To support his case, he cited his own experience in purchasing a shed for his garden, having been advised to get his order in quickly as prices were about to go up by 10%.
Whilst, I cannot vouch personally for conditions in the shed industry, I certainly would take issue with the suggestion that this in any way is representative of the manufacturing sector as a whole, never mind the wider economy.
A closer look at the latest producer prices figures serves to illustrate my point. Although the output prices data surprised on the upside in February, the single biggest upward factor was again recovered secondary raw materials prices (up 10.7% on the month), reflecting rampant demand for scrap metal from China. This alone accounted for more than half the 0.5% February increase in core output prices. However, this sub-sector represents just 0.632% of manufacturing.
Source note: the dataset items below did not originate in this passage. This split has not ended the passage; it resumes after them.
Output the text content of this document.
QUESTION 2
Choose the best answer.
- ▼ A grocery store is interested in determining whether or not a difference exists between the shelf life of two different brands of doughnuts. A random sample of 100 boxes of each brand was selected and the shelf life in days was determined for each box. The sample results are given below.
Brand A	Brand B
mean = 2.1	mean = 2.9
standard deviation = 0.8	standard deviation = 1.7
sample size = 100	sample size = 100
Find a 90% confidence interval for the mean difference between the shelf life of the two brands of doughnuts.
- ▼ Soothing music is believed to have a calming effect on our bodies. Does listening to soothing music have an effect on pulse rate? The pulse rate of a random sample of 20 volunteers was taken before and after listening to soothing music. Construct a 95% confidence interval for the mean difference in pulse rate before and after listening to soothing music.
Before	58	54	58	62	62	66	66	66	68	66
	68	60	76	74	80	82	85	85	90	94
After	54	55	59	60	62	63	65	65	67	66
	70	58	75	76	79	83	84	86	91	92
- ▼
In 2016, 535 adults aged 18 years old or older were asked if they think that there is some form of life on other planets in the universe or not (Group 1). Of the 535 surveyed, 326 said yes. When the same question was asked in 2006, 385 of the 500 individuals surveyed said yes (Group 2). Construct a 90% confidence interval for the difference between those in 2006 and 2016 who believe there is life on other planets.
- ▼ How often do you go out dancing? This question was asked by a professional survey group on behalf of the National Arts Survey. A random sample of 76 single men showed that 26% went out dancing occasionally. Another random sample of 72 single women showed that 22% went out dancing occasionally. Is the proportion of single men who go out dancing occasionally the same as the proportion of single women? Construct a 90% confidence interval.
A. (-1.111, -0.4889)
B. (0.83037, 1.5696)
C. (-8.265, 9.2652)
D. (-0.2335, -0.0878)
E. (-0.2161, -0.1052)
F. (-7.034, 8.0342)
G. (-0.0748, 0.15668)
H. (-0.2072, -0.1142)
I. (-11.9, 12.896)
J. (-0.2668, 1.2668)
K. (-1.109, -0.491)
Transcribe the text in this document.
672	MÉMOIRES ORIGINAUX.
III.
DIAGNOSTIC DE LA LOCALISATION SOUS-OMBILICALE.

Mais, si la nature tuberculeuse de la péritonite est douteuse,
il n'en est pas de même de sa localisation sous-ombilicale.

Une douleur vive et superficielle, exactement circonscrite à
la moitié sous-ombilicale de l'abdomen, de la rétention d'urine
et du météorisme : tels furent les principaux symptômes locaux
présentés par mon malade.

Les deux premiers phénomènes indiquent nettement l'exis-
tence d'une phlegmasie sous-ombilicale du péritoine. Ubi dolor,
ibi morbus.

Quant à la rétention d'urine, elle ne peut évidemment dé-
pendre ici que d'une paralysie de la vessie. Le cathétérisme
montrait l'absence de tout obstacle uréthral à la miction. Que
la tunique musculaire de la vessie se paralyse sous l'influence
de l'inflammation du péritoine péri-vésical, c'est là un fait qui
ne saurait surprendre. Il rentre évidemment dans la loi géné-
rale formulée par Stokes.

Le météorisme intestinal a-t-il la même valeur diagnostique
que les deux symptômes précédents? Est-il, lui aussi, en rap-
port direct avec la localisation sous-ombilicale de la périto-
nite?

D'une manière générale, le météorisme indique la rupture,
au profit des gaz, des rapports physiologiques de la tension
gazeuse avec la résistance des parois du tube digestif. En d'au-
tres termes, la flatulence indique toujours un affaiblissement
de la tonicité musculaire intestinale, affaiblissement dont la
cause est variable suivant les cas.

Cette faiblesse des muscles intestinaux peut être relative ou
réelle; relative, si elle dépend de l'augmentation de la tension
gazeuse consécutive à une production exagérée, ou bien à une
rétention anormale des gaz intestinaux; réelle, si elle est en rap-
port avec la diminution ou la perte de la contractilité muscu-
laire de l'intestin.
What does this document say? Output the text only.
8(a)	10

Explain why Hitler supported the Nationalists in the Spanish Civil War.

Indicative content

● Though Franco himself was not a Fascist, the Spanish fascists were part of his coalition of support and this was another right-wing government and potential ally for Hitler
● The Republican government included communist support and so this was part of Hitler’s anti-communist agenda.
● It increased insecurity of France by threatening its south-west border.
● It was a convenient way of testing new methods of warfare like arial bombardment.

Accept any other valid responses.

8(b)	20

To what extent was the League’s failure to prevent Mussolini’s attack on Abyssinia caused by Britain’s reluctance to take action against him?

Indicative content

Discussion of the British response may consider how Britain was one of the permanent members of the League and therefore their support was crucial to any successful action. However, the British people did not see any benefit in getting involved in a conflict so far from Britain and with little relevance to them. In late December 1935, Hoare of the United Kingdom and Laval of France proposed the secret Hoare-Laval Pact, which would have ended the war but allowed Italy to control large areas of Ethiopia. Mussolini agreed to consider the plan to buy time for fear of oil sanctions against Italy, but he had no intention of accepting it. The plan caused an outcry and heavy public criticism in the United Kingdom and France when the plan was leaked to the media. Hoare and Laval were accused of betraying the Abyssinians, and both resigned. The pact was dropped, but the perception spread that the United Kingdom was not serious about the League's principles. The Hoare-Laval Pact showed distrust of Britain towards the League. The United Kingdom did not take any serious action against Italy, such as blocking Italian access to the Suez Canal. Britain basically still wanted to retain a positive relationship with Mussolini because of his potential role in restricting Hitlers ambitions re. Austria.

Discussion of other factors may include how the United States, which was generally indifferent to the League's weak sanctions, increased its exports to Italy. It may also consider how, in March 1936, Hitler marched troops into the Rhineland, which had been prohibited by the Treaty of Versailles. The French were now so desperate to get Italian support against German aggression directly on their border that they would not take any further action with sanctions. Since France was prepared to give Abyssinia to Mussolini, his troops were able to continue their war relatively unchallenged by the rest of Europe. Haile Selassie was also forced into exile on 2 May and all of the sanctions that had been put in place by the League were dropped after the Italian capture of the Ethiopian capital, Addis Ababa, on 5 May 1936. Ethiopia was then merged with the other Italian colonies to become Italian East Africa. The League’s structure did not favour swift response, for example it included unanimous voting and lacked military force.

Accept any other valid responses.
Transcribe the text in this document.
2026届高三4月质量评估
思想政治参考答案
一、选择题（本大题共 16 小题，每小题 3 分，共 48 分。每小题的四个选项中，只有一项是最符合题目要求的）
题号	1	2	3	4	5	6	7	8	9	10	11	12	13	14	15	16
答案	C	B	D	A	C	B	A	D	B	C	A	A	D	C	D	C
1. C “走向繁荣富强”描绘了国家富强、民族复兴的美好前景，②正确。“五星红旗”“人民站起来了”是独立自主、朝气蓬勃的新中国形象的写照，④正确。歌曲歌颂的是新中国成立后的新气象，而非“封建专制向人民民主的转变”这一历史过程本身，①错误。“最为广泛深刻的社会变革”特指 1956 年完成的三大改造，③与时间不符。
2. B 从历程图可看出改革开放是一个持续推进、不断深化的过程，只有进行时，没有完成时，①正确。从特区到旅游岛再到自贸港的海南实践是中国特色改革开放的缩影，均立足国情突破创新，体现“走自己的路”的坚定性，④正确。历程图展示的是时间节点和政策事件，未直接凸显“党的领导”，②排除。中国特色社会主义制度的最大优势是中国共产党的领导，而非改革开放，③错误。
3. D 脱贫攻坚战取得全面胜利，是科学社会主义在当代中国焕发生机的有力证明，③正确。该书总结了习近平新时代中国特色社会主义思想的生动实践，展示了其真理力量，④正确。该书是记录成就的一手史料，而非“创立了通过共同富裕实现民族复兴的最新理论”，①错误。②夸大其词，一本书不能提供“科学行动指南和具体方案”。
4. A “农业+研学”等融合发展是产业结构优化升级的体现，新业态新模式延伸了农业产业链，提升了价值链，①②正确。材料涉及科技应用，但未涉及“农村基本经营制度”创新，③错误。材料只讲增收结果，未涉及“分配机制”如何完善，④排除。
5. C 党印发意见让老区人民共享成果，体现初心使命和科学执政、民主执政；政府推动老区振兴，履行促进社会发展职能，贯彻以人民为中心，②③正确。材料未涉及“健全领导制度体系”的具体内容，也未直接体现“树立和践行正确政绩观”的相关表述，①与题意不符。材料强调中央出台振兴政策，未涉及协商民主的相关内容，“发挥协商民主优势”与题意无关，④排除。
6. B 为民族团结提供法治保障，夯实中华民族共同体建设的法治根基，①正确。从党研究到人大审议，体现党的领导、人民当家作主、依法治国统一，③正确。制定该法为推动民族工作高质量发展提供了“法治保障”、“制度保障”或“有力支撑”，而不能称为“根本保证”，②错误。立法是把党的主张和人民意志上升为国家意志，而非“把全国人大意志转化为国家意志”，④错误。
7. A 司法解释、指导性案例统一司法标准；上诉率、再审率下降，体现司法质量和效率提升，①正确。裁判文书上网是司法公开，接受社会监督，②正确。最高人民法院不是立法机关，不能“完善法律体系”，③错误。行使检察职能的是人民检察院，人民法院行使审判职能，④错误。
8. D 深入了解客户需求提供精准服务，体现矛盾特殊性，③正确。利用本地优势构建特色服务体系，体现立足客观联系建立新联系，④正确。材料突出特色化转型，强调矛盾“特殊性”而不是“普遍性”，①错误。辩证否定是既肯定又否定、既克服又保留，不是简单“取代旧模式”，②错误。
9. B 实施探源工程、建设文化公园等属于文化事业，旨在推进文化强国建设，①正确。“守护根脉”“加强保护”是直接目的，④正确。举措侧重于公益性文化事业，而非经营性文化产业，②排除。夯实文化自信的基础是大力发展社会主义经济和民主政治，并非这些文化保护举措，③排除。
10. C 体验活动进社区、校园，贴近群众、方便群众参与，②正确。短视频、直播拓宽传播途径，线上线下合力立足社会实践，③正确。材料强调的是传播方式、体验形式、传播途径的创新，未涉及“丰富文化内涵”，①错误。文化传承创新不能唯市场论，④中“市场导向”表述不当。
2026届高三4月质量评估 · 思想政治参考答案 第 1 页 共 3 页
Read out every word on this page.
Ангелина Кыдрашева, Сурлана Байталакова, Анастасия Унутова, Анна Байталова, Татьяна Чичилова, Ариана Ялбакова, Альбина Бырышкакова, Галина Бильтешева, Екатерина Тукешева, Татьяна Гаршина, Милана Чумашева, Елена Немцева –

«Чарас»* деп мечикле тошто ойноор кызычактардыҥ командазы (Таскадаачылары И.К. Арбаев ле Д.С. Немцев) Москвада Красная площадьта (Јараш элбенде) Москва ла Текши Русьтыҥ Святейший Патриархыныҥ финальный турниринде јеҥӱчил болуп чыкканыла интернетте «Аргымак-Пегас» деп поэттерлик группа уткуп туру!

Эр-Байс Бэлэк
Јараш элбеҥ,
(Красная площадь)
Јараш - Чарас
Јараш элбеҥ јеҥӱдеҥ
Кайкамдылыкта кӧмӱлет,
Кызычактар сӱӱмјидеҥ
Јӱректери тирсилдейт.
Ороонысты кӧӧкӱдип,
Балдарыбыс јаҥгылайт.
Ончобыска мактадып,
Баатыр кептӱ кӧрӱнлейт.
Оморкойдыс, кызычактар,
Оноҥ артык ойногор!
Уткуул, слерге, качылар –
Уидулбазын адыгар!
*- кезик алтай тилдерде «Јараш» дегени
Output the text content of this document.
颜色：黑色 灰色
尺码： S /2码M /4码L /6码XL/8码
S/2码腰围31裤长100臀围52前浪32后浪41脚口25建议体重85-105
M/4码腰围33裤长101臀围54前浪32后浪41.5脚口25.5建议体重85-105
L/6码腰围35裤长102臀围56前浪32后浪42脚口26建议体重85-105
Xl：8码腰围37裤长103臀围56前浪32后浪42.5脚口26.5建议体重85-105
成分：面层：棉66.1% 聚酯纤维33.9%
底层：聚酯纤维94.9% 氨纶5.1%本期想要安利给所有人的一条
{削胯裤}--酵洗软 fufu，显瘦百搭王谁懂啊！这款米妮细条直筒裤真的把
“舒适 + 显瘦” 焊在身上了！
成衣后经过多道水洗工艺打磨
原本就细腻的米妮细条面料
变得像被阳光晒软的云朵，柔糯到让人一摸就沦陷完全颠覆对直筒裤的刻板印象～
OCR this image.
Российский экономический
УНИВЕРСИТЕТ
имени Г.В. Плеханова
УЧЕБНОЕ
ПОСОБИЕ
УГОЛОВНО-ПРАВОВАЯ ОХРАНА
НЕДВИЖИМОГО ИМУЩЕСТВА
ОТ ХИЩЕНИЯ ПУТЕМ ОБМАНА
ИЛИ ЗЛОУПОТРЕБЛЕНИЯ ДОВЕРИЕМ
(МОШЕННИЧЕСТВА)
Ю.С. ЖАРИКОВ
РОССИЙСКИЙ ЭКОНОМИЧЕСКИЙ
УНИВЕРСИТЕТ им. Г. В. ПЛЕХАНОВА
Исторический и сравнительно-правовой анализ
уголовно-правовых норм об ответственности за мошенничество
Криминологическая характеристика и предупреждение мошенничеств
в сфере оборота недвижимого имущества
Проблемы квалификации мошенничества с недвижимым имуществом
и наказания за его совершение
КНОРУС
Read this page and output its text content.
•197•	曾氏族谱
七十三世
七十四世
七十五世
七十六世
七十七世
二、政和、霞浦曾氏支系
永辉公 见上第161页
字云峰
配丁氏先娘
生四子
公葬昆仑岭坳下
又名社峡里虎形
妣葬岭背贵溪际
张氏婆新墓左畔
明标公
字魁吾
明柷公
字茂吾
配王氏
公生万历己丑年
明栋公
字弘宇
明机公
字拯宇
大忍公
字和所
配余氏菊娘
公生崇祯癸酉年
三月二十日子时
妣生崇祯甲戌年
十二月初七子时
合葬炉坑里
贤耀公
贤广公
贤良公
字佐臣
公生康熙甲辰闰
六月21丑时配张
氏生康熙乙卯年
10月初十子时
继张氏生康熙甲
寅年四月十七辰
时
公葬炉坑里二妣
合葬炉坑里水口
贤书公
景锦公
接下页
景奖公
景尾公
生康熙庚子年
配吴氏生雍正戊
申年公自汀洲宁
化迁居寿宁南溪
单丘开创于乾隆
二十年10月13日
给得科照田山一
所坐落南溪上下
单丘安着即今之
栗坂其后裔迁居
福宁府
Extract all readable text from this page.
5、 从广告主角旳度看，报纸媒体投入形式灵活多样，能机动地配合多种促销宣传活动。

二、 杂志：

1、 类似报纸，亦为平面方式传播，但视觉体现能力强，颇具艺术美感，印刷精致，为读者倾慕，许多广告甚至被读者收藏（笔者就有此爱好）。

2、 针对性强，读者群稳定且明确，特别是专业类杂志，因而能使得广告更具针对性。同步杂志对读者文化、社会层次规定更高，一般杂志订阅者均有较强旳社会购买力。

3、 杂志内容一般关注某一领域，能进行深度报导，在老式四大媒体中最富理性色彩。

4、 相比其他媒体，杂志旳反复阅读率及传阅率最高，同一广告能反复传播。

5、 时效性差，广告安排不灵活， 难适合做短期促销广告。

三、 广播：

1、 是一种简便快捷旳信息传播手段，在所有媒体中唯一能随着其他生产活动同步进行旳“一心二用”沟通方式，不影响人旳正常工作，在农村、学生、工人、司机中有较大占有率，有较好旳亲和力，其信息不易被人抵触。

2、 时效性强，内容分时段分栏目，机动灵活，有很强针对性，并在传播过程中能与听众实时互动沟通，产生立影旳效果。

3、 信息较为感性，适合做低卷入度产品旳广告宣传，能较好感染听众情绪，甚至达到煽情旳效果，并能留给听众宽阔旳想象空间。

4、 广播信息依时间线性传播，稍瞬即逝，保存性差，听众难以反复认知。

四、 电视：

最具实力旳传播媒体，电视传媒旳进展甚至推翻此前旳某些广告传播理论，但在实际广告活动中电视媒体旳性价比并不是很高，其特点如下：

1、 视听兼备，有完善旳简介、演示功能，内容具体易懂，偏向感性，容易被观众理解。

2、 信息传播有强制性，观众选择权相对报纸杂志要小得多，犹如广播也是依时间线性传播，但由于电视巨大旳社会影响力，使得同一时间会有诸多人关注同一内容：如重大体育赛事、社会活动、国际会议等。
Thus, whilst there clearly is abundant evidence of pricing power in this tiny part of manufacturing, the same most definitely cannot be said for the overwhelming majority of the sector.
Indeed, for the remaining 99.368% of UK manufacturing, core producer output prices increased by less than 0.2% on the month, with the headline measure rising by less than 0.1%.
Talk of UK manufacturers (shed-builders aside) being able to raise prices in an attempt to expand margins would appear therefore to be a tad overblown.
Consequently, and with retailers unable to push up prices because of competitive pressures, we are sticking with our view that headline consumer price inflation is going to fall like a stone this year. From 2.8% in February, CPI inflation will be down to around 1.5% by the end of 2007.